The result I get is this, different company name, but all with same phone and address:
   Le Soleil Spa, 403-766-9231, 2359 Banff Trail NW, Calgary, AB, T2M4L2
   Spa Ritual The, 403-766-9231, 2359 Banff Trail NW, Calgary, AB, T2M4L2
   Sante Spa, 403-766-9231, 2359 Banff Trail NW, Calgary, AB, T2M4L2

And this is what I am expecting to get:
   Le Soleil Spa, 403-766-9231, 2359 Banff Trail NW, Calgary, AB, T2M4L2
   Spa Ritual The, 403-766-9231, 106 Crowfoot Terr NW, Calgary, AB, T3G4J8
   Sante Spa, 403-766-9231, 240-508 24 Ave SW, Calgary, AB, T2S0K4

I hope someone can show me what I done wrong, since I almost pulled my hair off already while trying to figure it out ...
If I'm on a totally wrong road here, please show me some sample (VB) code that will point me the right way ...

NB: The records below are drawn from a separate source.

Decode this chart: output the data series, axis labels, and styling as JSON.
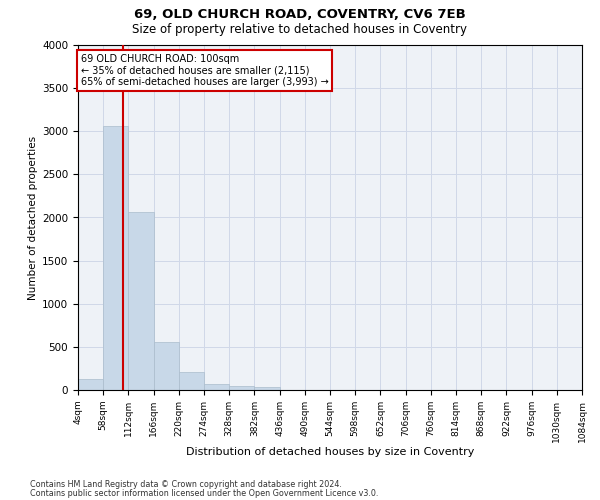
{
  "title1": "69, OLD CHURCH ROAD, COVENTRY, CV6 7EB",
  "title2": "Size of property relative to detached houses in Coventry",
  "xlabel": "Distribution of detached houses by size in Coventry",
  "ylabel": "Number of detached properties",
  "annotation_line1": "69 OLD CHURCH ROAD: 100sqm",
  "annotation_line2": "← 35% of detached houses are smaller (2,115)",
  "annotation_line3": "65% of semi-detached houses are larger (3,993) →",
  "property_size": 100,
  "bin_edges": [
    4,
    58,
    112,
    166,
    220,
    274,
    328,
    382,
    436,
    490,
    544,
    598,
    652,
    706,
    760,
    814,
    868,
    922,
    976,
    1030,
    1084
  ],
  "bar_heights": [
    130,
    3060,
    2060,
    560,
    210,
    75,
    50,
    40,
    0,
    0,
    0,
    0,
    0,
    0,
    0,
    0,
    0,
    0,
    0,
    0
  ],
  "bar_color": "#c8d8e8",
  "bar_edgecolor": "#aabccc",
  "line_color": "#cc0000",
  "grid_color": "#d0d8e8",
  "background_color": "#eef2f7",
  "ylim": [
    0,
    4000
  ],
  "yticks": [
    0,
    500,
    1000,
    1500,
    2000,
    2500,
    3000,
    3500,
    4000
  ],
  "footer1": "Contains HM Land Registry data © Crown copyright and database right 2024.",
  "footer2": "Contains public sector information licensed under the Open Government Licence v3.0."
}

  Private Function CleanItem(ByVal sRecord As String)
    Dim replaceUnwanted As String = ""
    replaceUnwanted = sRecord.Replace("&", "&") '
    replaceUnwanted = replaceUnwanted.Replace("'", "'")
    Return replaceUnwanted
  End Function


  Private Sub do_scrape()
    ' This is the URL I'm testing to scrape info from
    '  http://www.yellowpages.ca/search/si/1/Estheticians/Calgary+AB

    Dim content As String = ""
    Dim address As HtmlAgilityPack.HtmlNode
    Dim phone As HtmlAgilityPack.HtmlNode

    Dim doc As New HtmlAgilityPack.HtmlDocument()
    doc.Load(WB1.DocumentStream)
    Dim hnc As HtmlAgilityPack.HtmlNodeCollection = doc.DocumentNode.SelectNodes("//span[@class='listingTitle']")

    For Each link As HtmlAgilityPack.HtmlNode In hnc
      phone = link.SelectSingleNode("//h4[@class='phoneLink']/a")
      address = link.SelectSingleNode("//div[@class='address']")

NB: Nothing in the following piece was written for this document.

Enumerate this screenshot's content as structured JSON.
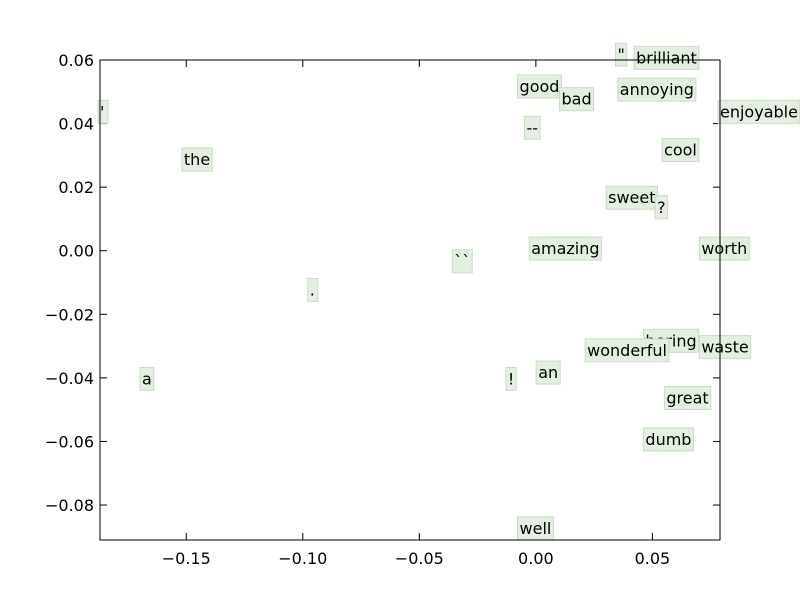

      content &= CleanItem(link.InnerText) & ", " & Trim(phone.InnerText) & ", " & Trim(address.InnerText) & vbNewLine
    Next

    txtResult.Text = content

End Sub

Mar 18, 2011 at 8:39 PM

Try this instead:

HtmlNodeCollection nodes = htmlDocument.DocumentNode.SelectNodes("//div[@class='listingDetail']");
foreach(HtmlNode node in nodes)
{
    HtmlNode phone = node.SelectSingleNode("./div/h4[@class='phoneLink']/a");
    HtmlNode address = node.SelectSingleNode("./div[@class='listingDetailLHS']/div[@class='address']");
}

Mar 20, 2011 at 9:52 AM

Thanx roux!

I got it working like a charm now :)